Talking about solo elk hunting, Remi Warren says, “I feel like a lot of people just want to hit the ‘easy button.’ They want instant gratification. That’s not what I’m looking for. I’m looking to struggle for something. I’m looking to earn something.”
He continues, “And take all the harshness that’s there, and feel the burn. I wouldn’t have it any other way.”
When the weather chases other hunters out of the backcountry, that’s when Warren moves in. He packs his gear and treks into the wild. He says he’s quieter, faster and there’s no competition from other hunters. It’s becomes a contest purely between him and the elements… and the few stubborn elk that refuse to leave.

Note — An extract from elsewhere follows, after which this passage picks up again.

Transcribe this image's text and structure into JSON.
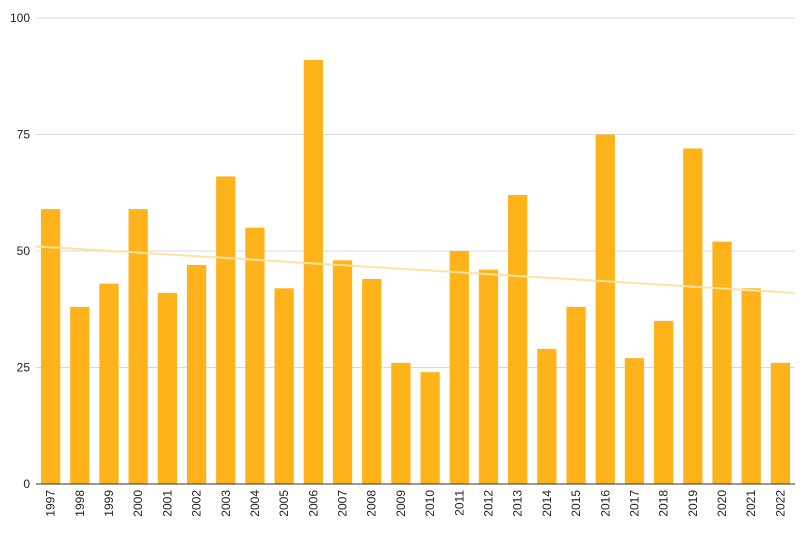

“In the backcountry, the secret is being comfortable being uncomfortable,” says Warren. “Once you learn to love the harshness, the cold, the discomfort, the ripping winds, the freezing snow, and the hard miles underfoot, then there’s nothing left to hold you back. And that right there is the recipe to success.”
He focuses on food sources, where the elk can feed. Glassing the spaces where the wind has blown the snow from grassy openings, he searches for elk.
“All you can ask for is one encounter,” he considers. “And when it happens, you need to be ready.”
“There are moments as a hunter when everything slips away. And I’m completely immersed in the wild around me. Not as a bystander, but an active participant. As the wind and snow swirl, I’m thankful to the elk for life. This is the moment and a feeling I chase.”
He gets philosophical as he struggles to haul out an elk. “We all have a way that we pay tribute to the animal. Mine is in the labor of it,” he reflects. “I want to hurt. I want to struggle. I want to feel it. And in turn, I will always remember it.”
It’s a righteous ethic that speaks to the true hunter.